Sam stayed on at Gina's in the fall, just working on the weekends. Sam and Jess continued to go out off and on, not to anything special, but just _away_. They went to ice cream and coffee shops and walks in the park. Once she took him to an art museum, and he made her go to the aquarium with him.

The aquarium was by far the most expensive thing they did. While neither had ever mentioned the fact that they were both working their asses off through college, they weren't unaware of it, either. At Christmas, when the two of them were picking up hours left and right while they could, Jess asked if maybe he wanted to move into her place, which was a little bigger than his studio and didn't have methhead next door neighbors.

When they went back to school in January, he was living with her. Gina had helped the move his few possessions and then given them a pie as a present.

Sam didn't talk about his family or where he was from. Jess liked to talk about her mother and her little sisters who lived up in Portland. She sent them money when she could, when she and Sam had a little extra, and Sam had never denied her that.

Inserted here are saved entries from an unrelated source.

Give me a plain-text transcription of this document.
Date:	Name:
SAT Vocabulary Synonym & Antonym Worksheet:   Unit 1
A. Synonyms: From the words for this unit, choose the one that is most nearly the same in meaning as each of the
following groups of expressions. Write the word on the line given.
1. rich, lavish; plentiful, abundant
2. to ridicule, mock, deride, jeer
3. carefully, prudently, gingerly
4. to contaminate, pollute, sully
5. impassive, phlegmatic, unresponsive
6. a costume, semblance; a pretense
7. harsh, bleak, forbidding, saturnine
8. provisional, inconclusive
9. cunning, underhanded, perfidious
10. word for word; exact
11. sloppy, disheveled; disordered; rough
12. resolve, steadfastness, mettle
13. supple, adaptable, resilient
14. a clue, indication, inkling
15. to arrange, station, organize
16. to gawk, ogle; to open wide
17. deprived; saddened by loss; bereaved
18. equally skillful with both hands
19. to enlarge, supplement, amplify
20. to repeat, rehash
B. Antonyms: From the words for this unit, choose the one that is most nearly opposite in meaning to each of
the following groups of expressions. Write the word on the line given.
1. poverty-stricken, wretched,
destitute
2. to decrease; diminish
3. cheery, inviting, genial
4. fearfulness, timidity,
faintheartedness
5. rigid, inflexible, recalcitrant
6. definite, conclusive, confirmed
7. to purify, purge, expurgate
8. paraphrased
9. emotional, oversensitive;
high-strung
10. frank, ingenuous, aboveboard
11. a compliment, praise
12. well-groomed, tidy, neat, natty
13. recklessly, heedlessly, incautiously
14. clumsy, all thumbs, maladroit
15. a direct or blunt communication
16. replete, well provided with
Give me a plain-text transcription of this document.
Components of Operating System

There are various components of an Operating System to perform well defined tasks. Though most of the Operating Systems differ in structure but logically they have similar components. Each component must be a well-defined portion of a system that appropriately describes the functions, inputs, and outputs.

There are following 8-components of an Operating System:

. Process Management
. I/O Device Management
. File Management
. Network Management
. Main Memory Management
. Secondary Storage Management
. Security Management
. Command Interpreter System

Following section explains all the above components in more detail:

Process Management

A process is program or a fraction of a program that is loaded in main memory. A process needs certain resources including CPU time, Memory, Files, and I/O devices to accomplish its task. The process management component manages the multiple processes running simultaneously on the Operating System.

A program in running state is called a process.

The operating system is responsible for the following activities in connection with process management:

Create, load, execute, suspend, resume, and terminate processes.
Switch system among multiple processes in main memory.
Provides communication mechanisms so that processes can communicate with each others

He knew that Dean knew he'd moved, though he wasn't sure how exactly, because he got a postcard from the middle of nowhere Mississippi that was blank except for a D in the corner. He threw it away and went for an hour long run to try and forget it.

Sam and Jess were pretty much the odd ones out with their friends. They never had a whole lot of time to do much outside of school, but they still managed to find a group of people who called them friends. Sometimes they would manage a night off on the same day, and they'd do things with the group, though more often than not, they spent it back at the apartment.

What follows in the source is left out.